Winter and Bryant have a classic mentor/pupil relationship. In my 2005 interview with Bryant, he compared Winter to "Yoda" because of Winter's deep understanding of the game. Bryant respects Winter and credits him for helping to improve his game. So, when Winter chuckles and says that Bryant "has his game plan" for defense that does not mean that Bryant simply ignores whatever Winter tells him. That is part of their continuing dialogue. Of course, none of this will be of the slightest interest to Mr. "Awful," because all he wants to do is glorify Nash, villify Bryant and score "points" against me.

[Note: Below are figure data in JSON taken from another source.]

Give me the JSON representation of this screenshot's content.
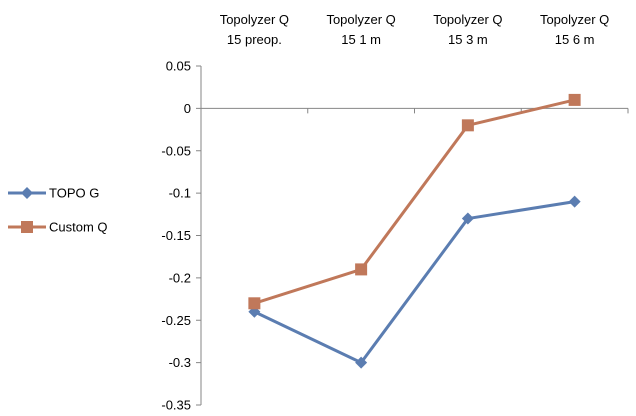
{
  "chart_data": {
    "type": "line",
    "categories": [
      [
        "Topolyzer Q",
        "15 preop."
      ],
      [
        "Topolyzer Q",
        "15 1 m"
      ],
      [
        "Topolyzer Q",
        "15 3 m"
      ],
      [
        "Topolyzer Q",
        "15 6 m"
      ]
    ],
    "series": [
      {
        "name": "TOPO G",
        "values": [
          -0.24,
          -0.3,
          -0.13,
          -0.11
        ],
        "color": "#5b7db1",
        "marker": "diamond"
      },
      {
        "name": "Custom Q",
        "values": [
          -0.23,
          -0.19,
          -0.02,
          0.01
        ],
        "color": "#c0785a",
        "marker": "square"
      }
    ],
    "ylim": [
      -0.35,
      0.05
    ],
    "yticks": [
      "0.05",
      "0",
      "-0.05",
      "-0.1",
      "-0.15",
      "-0.2",
      "-0.25",
      "-0.3",
      "-0.35"
    ],
    "yticks_values": [
      0.05,
      0,
      -0.05,
      -0.1,
      -0.15,
      -0.2,
      -0.25,
      -0.3,
      -0.35
    ],
    "xaxis_position": "top-labels",
    "legend_position": "left",
    "grid": false
  }
}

I have very specific, well grounded reasons for calling Kobe Bryant the NBA's best player and in "Awful" Analysis I succinctly stated why Kobe Bryant is the best player in the NBA: "...he is the most skilled and most complete player in the game today: he can score from inside or outside, finish and dribble with either hand, rebound, pass and defend. His footwork, pivoting and shot faking are text book." Mr. "Awful" will never discuss Kobe Bryant in scouting terms or objectively compare him to other players because he is either not able to do so or because he understands just enough to know that such an analysis would hardly strengthen his case for Steve Nash.

In that same post, I went on to say, "Steve Nash is a great point guard in the mold of John Stockton, Mark Price, Kevin Johnson and other great 80s/90s guards, an idea that Kenny Smith agreed with when I interviewed him. Nash is certainly a worthy MVP candidate but he is not as skilled as Bryant is. The Dallas Mavericks let Nash go two years ago but Dirk Nowitzki and his team are playing better than ever. I would vote Bryant as the MVP, with Nowitzki second and Nash third."

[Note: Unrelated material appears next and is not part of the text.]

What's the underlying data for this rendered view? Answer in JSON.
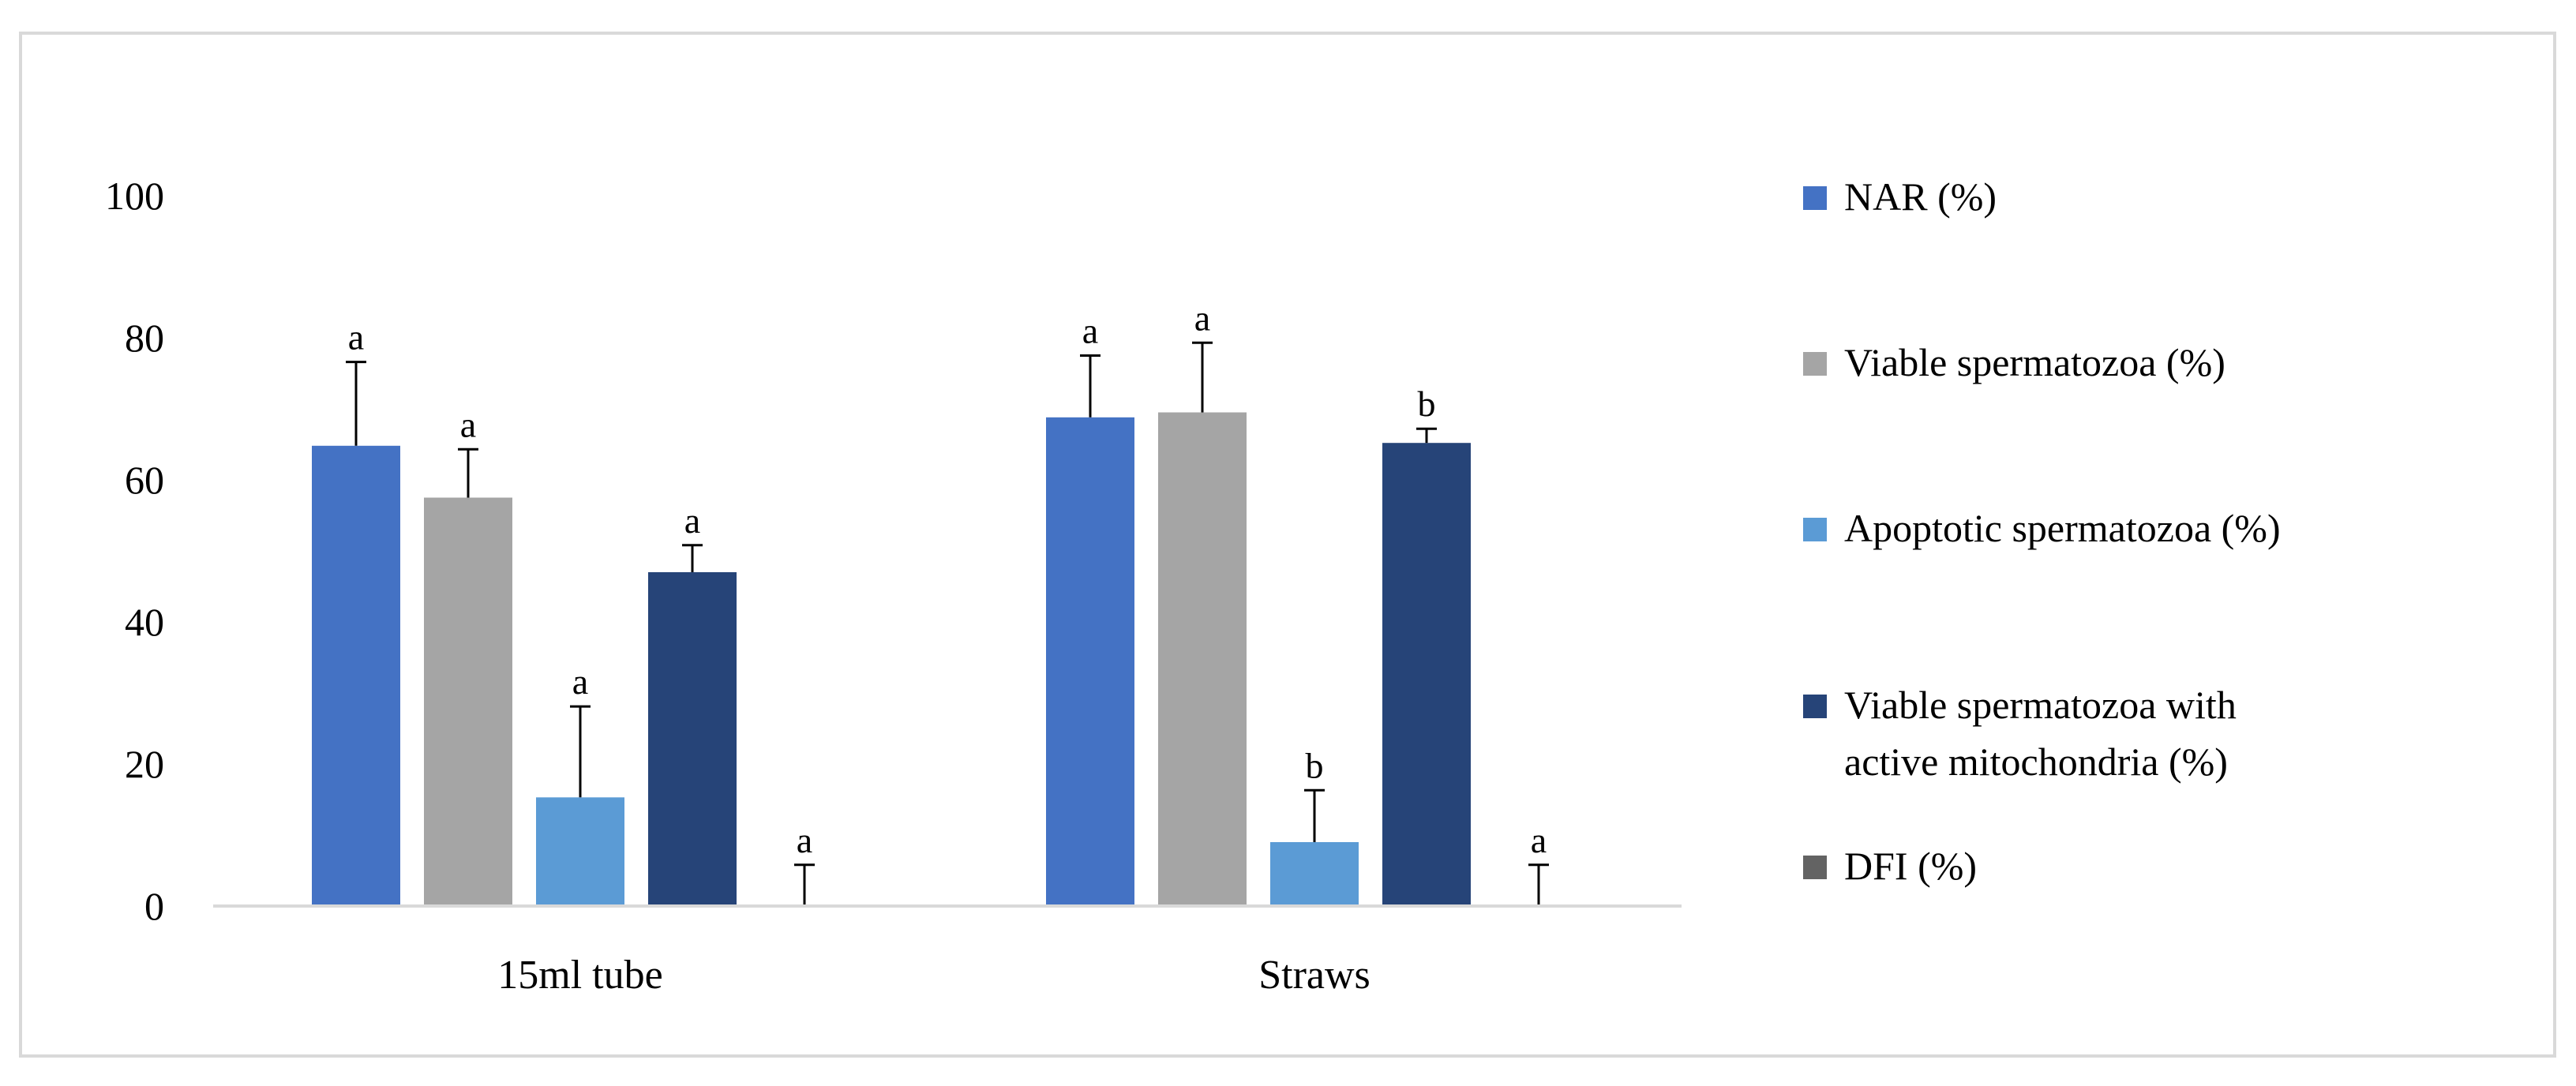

It is interesting to debate whether or not the "best player" should receive the MVP award if his team is not in the top four in the standings. Intelligent people can disagree about that one. I think that skill level is of paramount importance, along with "value" to one's team. That is not to say that Nash or Nowitzki are not "worthy" in my opinion but simply that Bryant is more worthy, from my point of view.

While this post deals with one particular person who apparently would not know Tex Winter from Tex Rickard, in an upcoming post I will discuss some general signs that are helpful in detecting wack NBA analysis, of which there is sadly no shortage nowadays.